Classics For Dummies: CD-Roms That Do It All
My mother was the first person on her block to get a telephone, a radio, and a
car. But I didn't follow so easily in her adventurous footsteps. I tended to
resist technology. Computers, I was convinced, meant the end of good writing.
Now I couldn't live without one. Same with e-mail. When was it I was sneering
at CD-ROMs? Who needs pictures to listen to music? What does it mean to listen
"interactively?" And, frankly, given my track record, I was nervous just about
the process of installing the discs on my computer.
But I'm head-over-heels over Classics for Dummies, EMI's new series of
CD-ROMs. The installation wasn't too hard to figure out, and though you can
treat these as ordinary compact discs and just listen, the "interactive" stuff
is great fun. You can read a fairly snappy biography of each composer. You can
click on certain outlined words and see pictures of parents, hometown, or a
famous concert hall. You can hear a particular piece and follow a detailed but
straightforward play-by-play of what's going on every second, while the seconds
tick off on the screen. Each disc also has one short piece during which you can
look at a score and actually choose which instrument you want to listen to. You
can play conductor and change the tempo. (Soon you'll even be able to change
the instrumentation.)
Classics for Dummies derives from the best-selling books that explain
in ordinary language such esoteric subjects as the Internet, personal finance,
golf, and wine. Each of the 24 CD-ROMs now available (with six more on the way
in March) is devoted to a single composer, and the information is mostly
helpful -- though there are some errors and typos. In the glossary, for
example, which is the same on every disc, I've found mistakes in the
definitions of diatonic, minor, pianoforte, romantic, and toccata (I'm told
these are already being corrected). The series title made me worry that the
writing might be condescending, and some of it is. Does anyone really need to
be warned -- as we are on the Beethoven disc -- not to slip a `t' into the
title of the Third Symphony? ("It's Eroica not Erotica.")

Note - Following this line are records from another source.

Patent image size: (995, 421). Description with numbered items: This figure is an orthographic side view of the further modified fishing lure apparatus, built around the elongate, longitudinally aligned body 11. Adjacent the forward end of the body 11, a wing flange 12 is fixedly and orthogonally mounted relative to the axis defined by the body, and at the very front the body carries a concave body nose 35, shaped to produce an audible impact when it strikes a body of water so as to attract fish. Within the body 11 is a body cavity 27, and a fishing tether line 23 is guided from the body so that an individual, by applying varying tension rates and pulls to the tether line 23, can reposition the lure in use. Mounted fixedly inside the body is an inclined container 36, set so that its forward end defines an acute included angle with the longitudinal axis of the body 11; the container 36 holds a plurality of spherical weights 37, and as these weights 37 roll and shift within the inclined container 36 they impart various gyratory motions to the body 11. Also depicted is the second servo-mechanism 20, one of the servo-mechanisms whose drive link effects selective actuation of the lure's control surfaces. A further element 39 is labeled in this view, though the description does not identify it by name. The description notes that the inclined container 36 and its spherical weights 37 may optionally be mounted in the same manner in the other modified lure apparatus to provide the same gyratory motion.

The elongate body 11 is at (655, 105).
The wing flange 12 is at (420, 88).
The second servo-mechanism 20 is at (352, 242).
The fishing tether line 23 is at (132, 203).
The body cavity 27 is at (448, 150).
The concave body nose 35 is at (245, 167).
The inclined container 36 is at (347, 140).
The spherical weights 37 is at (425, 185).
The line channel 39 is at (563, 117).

Fortunately, I haven't found much of that lowest common denominator.
There's about an hour of music on each disc, so we get only single movements
or short pieces (the Wagner disc includes only overtures and brief orchestral
selections). But the choices are astute and might make listeners new to
classical music want to hear more. If we don't get the complete Mozart Clarinet
Concerto, at least we get the sublime slow movement, and in my favorite
performance, by Jack Brymer with Sir Thomas Beecham.
In fact, most of the performers, from the rich catalogue of EMI/Angel records,
are pretty classy: violinists Nathan Milstein and Josef Suk, pianists Claudio
Arrau and Annie Fischer, tenor Franco Corelli, mezzo-soprano Janet Baker. Carlo
Maria Giulini conducts Beethoven, Adrian Boult conducts Wagner, Simon Rattle
conducts Prokofiev and Stravinsky, Klaus Tennstedt conducts Mahler. Not
everyone has that special vitality, but at least nothing I've heard betrays the
score. Not surprisingly, the choice of composers is pretty conservative: none
born in this century, and no women. That may change.
EMI is donating entire sets of these CD-ROMs along with some seed money to the
major national organization of music teachers to help get classical music back
into the schools. That might be just what it takes to get a new generation
interested, and the marketers at EMI are no dummies.